Breastfeeding, like giving birth, is totally natural.
And just as it’s normal to have assistance during delivery, it’s normal to need help with breastfeeding, especially at the beginning.
There are many resources for breastfeeding mothers. Depending on where you live, you may be able to find IBCLC lactation consultants (International Board Certified Lactation Consultants) or clinics or doctors that specialize in breastfeeding. You also might discover that your local CLSC or local breastfeeding mentor group has the best-trained breastfeeding resources in your area.
If you encounter problems, it’s important to contact a person trained in breastfeeding. If that person can’t help you, she will be able to suggest other resources that can.
Community breastfeeding support groups can provide a great deal of information and advice. They are run and led by women who have nursed one or more children. They keep their knowledge up-to-date and offer support at no charge. Most of these community groups hold information sessions to help parents and parents-to-be prepare for breastfeeding. A number of them also offer specialized services from IBCLC lactation consultants. Check with organizations in your area to find out what’s available. Ask your CLSC for contact information.
The Info-Santé telephone helpline is staffed by nurses and is available 24 hours a day, 7 days a week, throughout the province. Just call 8‑1‑1.
Various CLSC professionals—like nurses or nutritionists— can also be of help. Nurses offer home visits after your baby arrives. Depending on where you live, these visits are either automatic or based on your needs. Your nurse can start helping you as soon as you return home, or later on. She can weigh your baby, check her overall health and help you with breastfeeding technique.
An IBCLC lactation consultant can help you deal with breastfeeding difficulties that you may experience. The IBCLC credential—for International Board Certified Lactation Consultant—certifies that they have the necessary skills. Some healthcare institutions and community breastfeeding support groups offer the services of IBCLC lactation consultants. Many of them are in private practice from either their homes or offices. To learn more or find the IBCLC consultant nearest you, visit the AQC website (Association québécoise des consultantes en lactation diplômées de l’IBLCE) www.ibclc.qc.ca/en.

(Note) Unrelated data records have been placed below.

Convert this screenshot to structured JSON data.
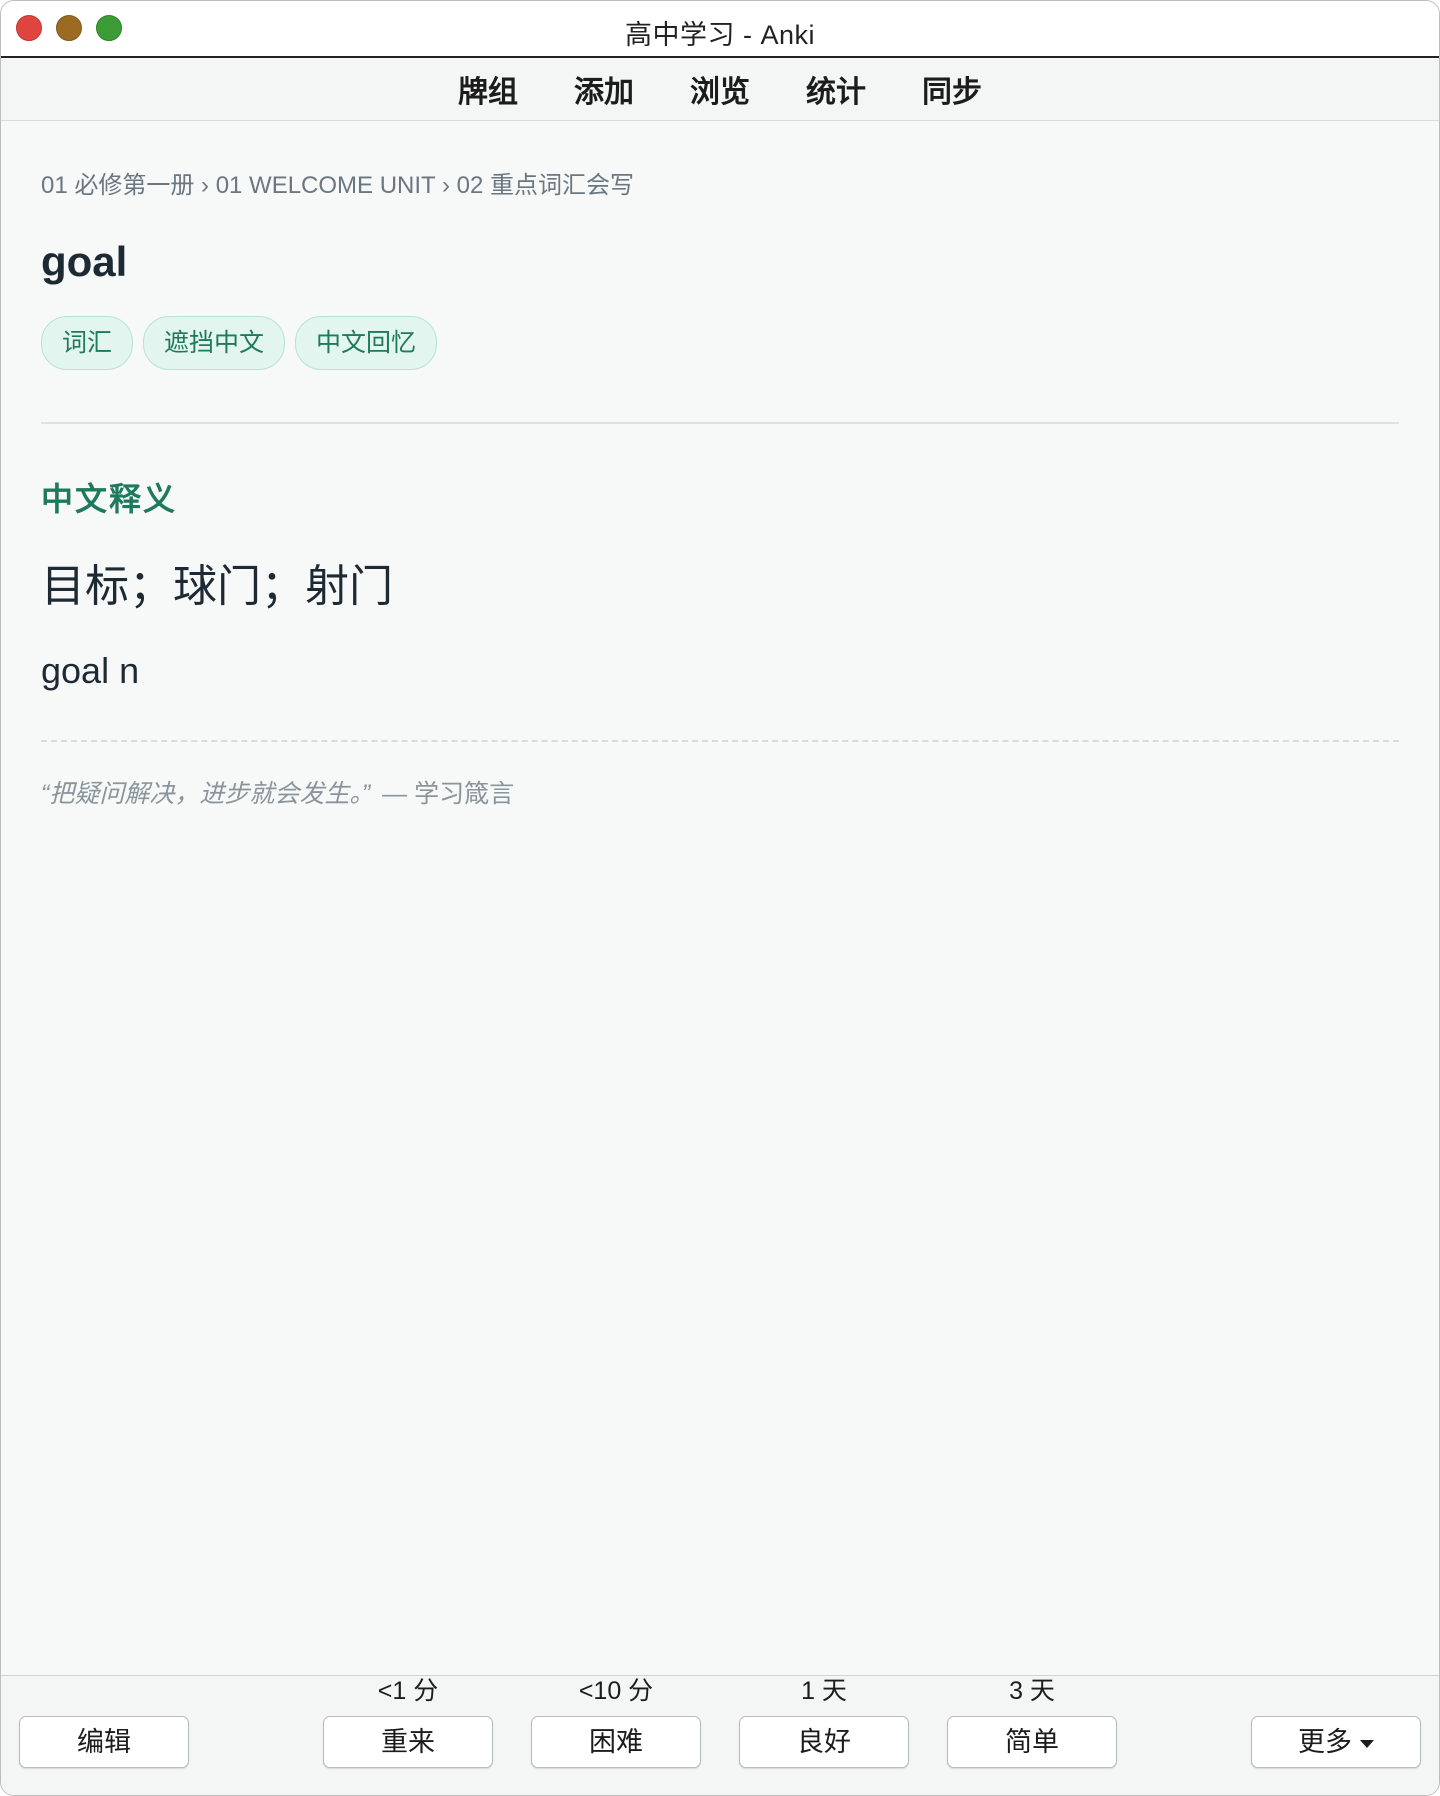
{
  "window": {
    "title": "高中学习 - Anki"
  },
  "topmenu": {
    "items": [
      {
        "label": "牌组"
      },
      {
        "label": "添加"
      },
      {
        "label": "浏览"
      },
      {
        "label": "统计"
      },
      {
        "label": "同步"
      }
    ]
  },
  "card": {
    "breadcrumb": "01 必修第一册 › 01 WELCOME UNIT › 02 重点词汇会写",
    "word": "goal",
    "tags": [
      "词汇",
      "遮挡中文",
      "中文回忆"
    ],
    "section_heading": "中文释义",
    "meaning": "目标；球门；射门",
    "pos_line": "goal n",
    "quote_text": "“把疑问解决，进步就会发生。”",
    "quote_source": "— 学习箴言"
  },
  "bottombar": {
    "edit_label": "编辑",
    "more_label": "更多",
    "answers": [
      {
        "label": "重来",
        "interval": "<1 分"
      },
      {
        "label": "困难",
        "interval": "<10 分"
      },
      {
        "label": "良好",
        "interval": "1 天"
      },
      {
        "label": "简单",
        "interval": "3 天"
      }
    ]
  },
  "icons": {
    "more_dropdown": "caret-down-icon"
  }
}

Breastfeeding clinics can be found in many areas. They offer more specialized services—from nurses, IBCLC lactation consultants and sometimes doctors—which may or may not be free. Clinics can be very helpful if you are experiencing problems.
Your doctor will examine your baby on a regular basis. If you’re worried about your child’s health, the best person to turn to is your doctor, who can also help if your breasts or nipples become infected.
Midwives provide followup for their patients up to six weeks after delivery.
If you have special problems, all of these individuals should be able to direct you to other sources of help.